V.S. Naipaul: “Men need history; it helps them to have an idea of who they are.”

V.S. Naipaul: “But we go back and back, forever; we go back all of us to the very beginning; in our blood and bone and brain we carry the memories of thousands of beings.”

Mahatma Gandhi: “Intolerance is itself a form of violence and an obstacle to the growth of a true democratic spirit.”

Mahatma Gandhi: “Intolerance betrays want of faith in one’s cause.”

Catholic priest Henri J. Nouwen: “Over the years, I have come to realise that the greatest trap in our life is not success, popularity or power but self-rejection….Self-rejection is the greatest enemy of the spiritual life because it contravenes the sacred voice that calls us ‘Beloved.’ Being the Beloved constitutes the core truth of our existence.”
I agree with the sentiments and views expressed in these statements and feel, as Father Nouwen does, that self-hatred is the worst form of racism in that it is directed inwardly at the self and outwardly to the very group to which the self belongs. It is the only racism that is two-pronged in its attack.

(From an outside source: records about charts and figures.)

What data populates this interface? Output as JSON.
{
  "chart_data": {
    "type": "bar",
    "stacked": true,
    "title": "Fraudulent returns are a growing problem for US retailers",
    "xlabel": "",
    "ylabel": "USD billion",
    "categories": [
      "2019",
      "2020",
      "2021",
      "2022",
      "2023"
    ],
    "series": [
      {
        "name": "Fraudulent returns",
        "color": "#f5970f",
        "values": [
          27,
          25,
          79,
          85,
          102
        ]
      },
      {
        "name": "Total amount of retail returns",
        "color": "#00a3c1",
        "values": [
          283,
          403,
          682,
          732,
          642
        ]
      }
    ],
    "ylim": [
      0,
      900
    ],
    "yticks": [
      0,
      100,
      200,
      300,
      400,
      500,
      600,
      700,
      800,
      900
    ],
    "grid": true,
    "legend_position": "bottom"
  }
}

I have memory, history and a great heritage bequeathed to me by my ancestors. It is the greatest gift we receive from our foreparents and we should never dishonour or squander it. For these reasons, I am a very proud Indian Guyanese. I count myself among the billions around the world who are the Beloved.
We could each commit, at an individual and personal level, to practising tolerance, such as Gandhi teaches; respect for everyone’s history and culture as stated by Marcus Garvey; and to see self-rejection as the enemy, as preached by Father Nouwen.

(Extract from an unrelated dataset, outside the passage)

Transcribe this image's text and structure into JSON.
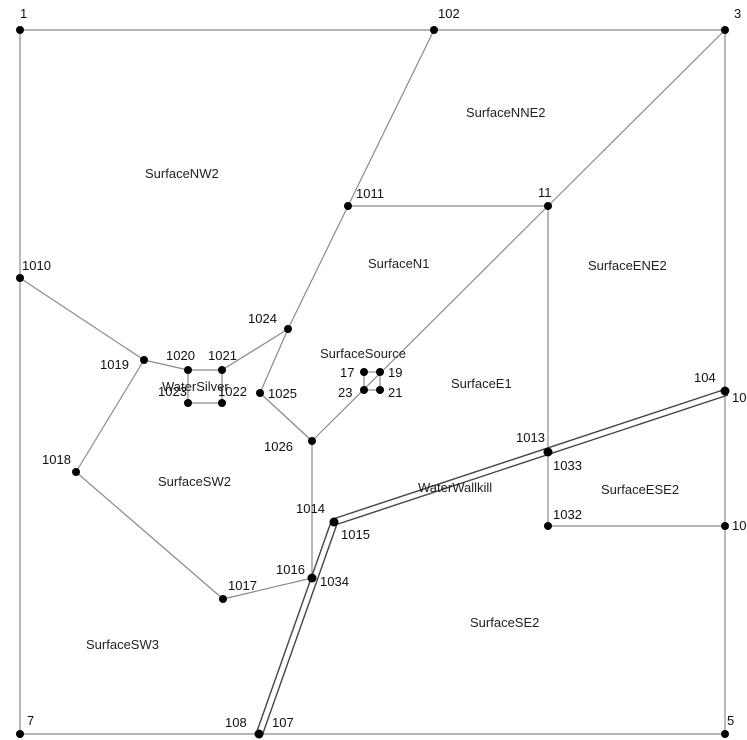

I would like us all to ponder also two subsections of two of the articles from the UN Declaration of Human Rights which were agreed on by most of the nations of the world after WWII and the defeat of Hitler and Nazism. They were written to protect all the world’s peoples, including us here in Guyana whether we are Indians, Africans, Amerindians, Chinese, etc.
Article 1: “All peoples have the right of self-determination. By virtue of that right they freely determine their political status and freely pursue their economic, social and cultural development.”

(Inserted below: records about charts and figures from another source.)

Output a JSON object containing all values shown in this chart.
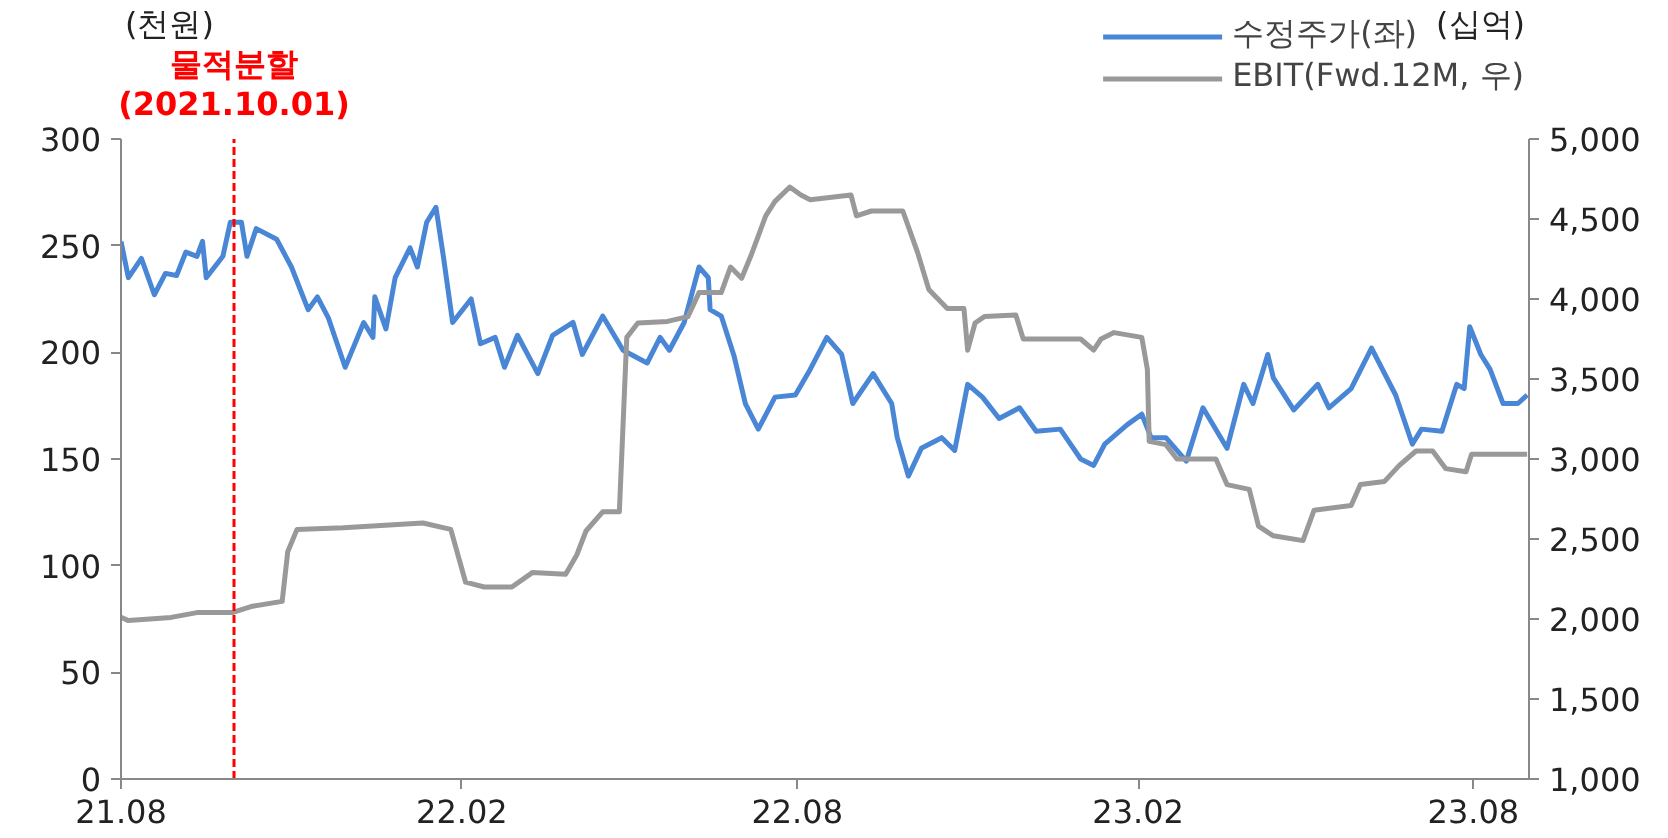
{
  "chart_data": {
    "type": "line",
    "ylabel": "(천원)",
    "y2label": "(십억)",
    "xlim": [
      "2021-08-01",
      "2023-08-31"
    ],
    "xticks": [
      {
        "value": "2021-08-01",
        "label": "21.08"
      },
      {
        "value": "2022-02-01",
        "label": "22.02"
      },
      {
        "value": "2022-08-01",
        "label": "22.08"
      },
      {
        "value": "2023-02-01",
        "label": "23.02"
      },
      {
        "value": "2023-08-01",
        "label": "23.08"
      }
    ],
    "ylim": [
      0,
      300
    ],
    "yticks": [
      0,
      50,
      100,
      150,
      200,
      250,
      300
    ],
    "y2lim": [
      1000,
      5000
    ],
    "y2ticks": [
      {
        "value": 1000,
        "label": "1,000"
      },
      {
        "value": 1500,
        "label": "1,500"
      },
      {
        "value": 2000,
        "label": "2,000"
      },
      {
        "value": 2500,
        "label": "2,500"
      },
      {
        "value": 3000,
        "label": "3,000"
      },
      {
        "value": 3500,
        "label": "3,500"
      },
      {
        "value": 4000,
        "label": "4,000"
      },
      {
        "value": 4500,
        "label": "4,500"
      },
      {
        "value": 5000,
        "label": "5,000"
      }
    ],
    "grid": false,
    "legend": "top right",
    "line_style": "solid",
    "ref_lines": [
      {
        "axis": "x",
        "value": "2021-10-01",
        "label": "물적분할\n(2021.10.01)",
        "color": "#ff0000",
        "line_style": "dashed"
      }
    ],
    "series": [
      {
        "name": "수정주가(좌)",
        "color": "#4a86d6",
        "x": [
          "2021-08-01",
          "2021-08-05",
          "2021-08-12",
          "2021-08-19",
          "2021-08-25",
          "2021-08-31",
          "2021-09-05",
          "2021-09-11",
          "2021-09-14",
          "2021-09-16",
          "2021-09-25",
          "2021-09-29",
          "2021-10-05",
          "2021-10-08",
          "2021-10-13",
          "2021-10-24",
          "2021-11-01",
          "2021-11-10",
          "2021-11-15",
          "2021-11-21",
          "2021-11-30",
          "2021-12-10",
          "2021-12-15",
          "2021-12-16",
          "2021-12-22",
          "2021-12-27",
          "2022-01-04",
          "2022-01-08",
          "2022-01-13",
          "2022-01-18",
          "2022-01-22",
          "2022-01-27",
          "2022-02-06",
          "2022-02-11",
          "2022-02-19",
          "2022-02-24",
          "2022-03-03",
          "2022-03-14",
          "2022-03-22",
          "2022-04-02",
          "2022-04-07",
          "2022-04-18",
          "2022-04-29",
          "2022-05-12",
          "2022-05-19",
          "2022-05-24",
          "2022-06-01",
          "2022-06-09",
          "2022-06-14",
          "2022-06-15",
          "2022-06-21",
          "2022-06-28",
          "2022-07-04",
          "2022-07-11",
          "2022-07-20",
          "2022-07-31",
          "2022-08-08",
          "2022-08-17",
          "2022-08-25",
          "2022-08-31",
          "2022-09-11",
          "2022-09-21",
          "2022-09-24",
          "2022-09-30",
          "2022-10-07",
          "2022-10-18",
          "2022-10-25",
          "2022-11-01",
          "2022-11-09",
          "2022-11-18",
          "2022-11-29",
          "2022-12-08",
          "2022-12-21",
          "2023-01-01",
          "2023-01-08",
          "2023-01-14",
          "2023-01-26",
          "2023-02-03",
          "2023-02-08",
          "2023-02-16",
          "2023-02-27",
          "2023-03-08",
          "2023-03-21",
          "2023-03-30",
          "2023-04-04",
          "2023-04-12",
          "2023-04-15",
          "2023-04-26",
          "2023-05-09",
          "2023-05-15",
          "2023-05-27",
          "2023-06-07",
          "2023-06-20",
          "2023-06-29",
          "2023-07-04",
          "2023-07-15",
          "2023-07-23",
          "2023-07-27",
          "2023-07-30",
          "2023-08-05",
          "2023-08-10",
          "2023-08-17",
          "2023-08-25",
          "2023-08-30"
        ],
        "values": [
          252,
          235,
          244,
          227,
          237,
          236,
          247,
          245,
          252,
          235,
          245,
          261,
          261,
          245,
          258,
          253,
          240,
          220,
          226,
          216,
          193,
          214,
          207,
          226,
          211,
          235,
          249,
          240,
          261,
          268,
          245,
          214,
          225,
          204,
          207,
          193,
          208,
          190,
          208,
          214,
          199,
          217,
          201,
          195,
          207,
          201,
          214,
          240,
          235,
          220,
          217,
          198,
          176,
          164,
          179,
          180,
          192,
          207,
          199,
          176,
          190,
          176,
          160,
          142,
          155,
          160,
          154,
          185,
          179,
          169,
          174,
          163,
          164,
          150,
          147,
          157,
          166,
          171,
          160,
          160,
          149,
          174,
          155,
          185,
          176,
          199,
          188,
          173,
          185,
          174,
          183,
          202,
          180,
          157,
          164,
          163,
          185,
          183,
          212,
          199,
          192,
          176,
          176,
          180
        ]
      },
      {
        "name": "EBIT(Fwd.12M, 우)",
        "color": "#999999",
        "axis": "y2",
        "x": [
          "2021-08-01",
          "2021-08-05",
          "2021-08-28",
          "2021-09-11",
          "2021-09-30",
          "2021-10-11",
          "2021-10-27",
          "2021-10-30",
          "2021-11-04",
          "2021-11-29",
          "2022-01-11",
          "2022-01-26",
          "2022-02-03",
          "2022-02-13",
          "2022-02-28",
          "2022-03-11",
          "2022-03-29",
          "2022-04-04",
          "2022-04-09",
          "2022-04-18",
          "2022-04-27",
          "2022-05-01",
          "2022-05-07",
          "2022-05-23",
          "2022-06-03",
          "2022-06-09",
          "2022-06-21",
          "2022-06-26",
          "2022-07-02",
          "2022-07-07",
          "2022-07-15",
          "2022-07-20",
          "2022-07-28",
          "2022-08-03",
          "2022-08-08",
          "2022-08-30",
          "2022-09-02",
          "2022-09-10",
          "2022-09-27",
          "2022-10-05",
          "2022-10-11",
          "2022-10-16",
          "2022-10-21",
          "2022-10-30",
          "2022-11-01",
          "2022-11-05",
          "2022-11-10",
          "2022-11-27",
          "2022-12-01",
          "2023-01-01",
          "2023-01-08",
          "2023-01-12",
          "2023-01-19",
          "2023-02-03",
          "2023-02-06",
          "2023-02-07",
          "2023-02-16",
          "2023-02-22",
          "2023-03-15",
          "2023-03-21",
          "2023-04-02",
          "2023-04-07",
          "2023-04-15",
          "2023-05-01",
          "2023-05-07",
          "2023-05-27",
          "2023-06-01",
          "2023-06-14",
          "2023-06-22",
          "2023-07-01",
          "2023-07-10",
          "2023-07-17",
          "2023-07-28",
          "2023-07-31",
          "2023-08-30"
        ],
        "values": [
          2010,
          1990,
          2010,
          2040,
          2040,
          2080,
          2110,
          2420,
          2560,
          2570,
          2600,
          2560,
          2230,
          2200,
          2200,
          2290,
          2280,
          2400,
          2550,
          2670,
          2670,
          3760,
          3850,
          3860,
          3890,
          4040,
          4040,
          4200,
          4130,
          4270,
          4520,
          4610,
          4700,
          4650,
          4620,
          4650,
          4520,
          4550,
          4550,
          4290,
          4060,
          4000,
          3940,
          3940,
          3680,
          3850,
          3890,
          3900,
          3750,
          3750,
          3680,
          3750,
          3790,
          3760,
          3560,
          3110,
          3090,
          3000,
          3000,
          2840,
          2810,
          2580,
          2520,
          2490,
          2680,
          2710,
          2840,
          2860,
          2960,
          3050,
          3050,
          2940,
          2920,
          3030,
          3030
        ]
      }
    ]
  }
}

Article 5: “Nothing in the present Covenant may be interpreted as implying for any State, group or person any right to engage in any activity or perform any act aimed at the destruction of any of the rights and freedoms recognized herein or at their limitation to a greater extent than is provided for in the present Covenant.”
This brings me to the statements made, as reported on page 27 of Kaieteur News of May 15, 2015, by UN Resident Coordinator Khadija Musa that Guyanese citizens are to view themselves “as Guyanese without divisive racial identities”. She expanded that we are to “market” a “full identity” as Guyanese.
The UN views no racial identity, or any other identity of the world’s peoples, as divisive. Nor does the UN ever suggest to any people what they should have as their “full identity”. Nor does the UN ever propose or promote any such idea as “one national identity” for any nation.
It is not the role of the UN to tell any nation or people who or what they should be. Any such role would contradict its own covenant on the right of self-determination. Ms Musa’s statements also contravene Article 5 in that it is aimed at destroying rights and freedoms.
I have had interactions with past UN representatives on the issue of race and identity and, as far as I am aware, all UN personnel promote peace and reconciliation through understanding and tolerance among peoples and groups of people.
I was then President of GIHA (Guyana Indian Heritage Association) and every UN official we met with respected and supported our right to our ethnic and cultural identity.
Ms Musa’s statements directly contravene every single covenant and tenet sanctioned and upheld by the UN. By her own words, she shows herself unfit to hold the office of a UN representative.
She can retract her statements fully and apologise to the peoples of Guyana. Failing this, a formal petition citing Ms Musa for human rights violations will be drawn up and circulated for signatures, then sent to the UN Secretary General. The petition will demand her removal from office.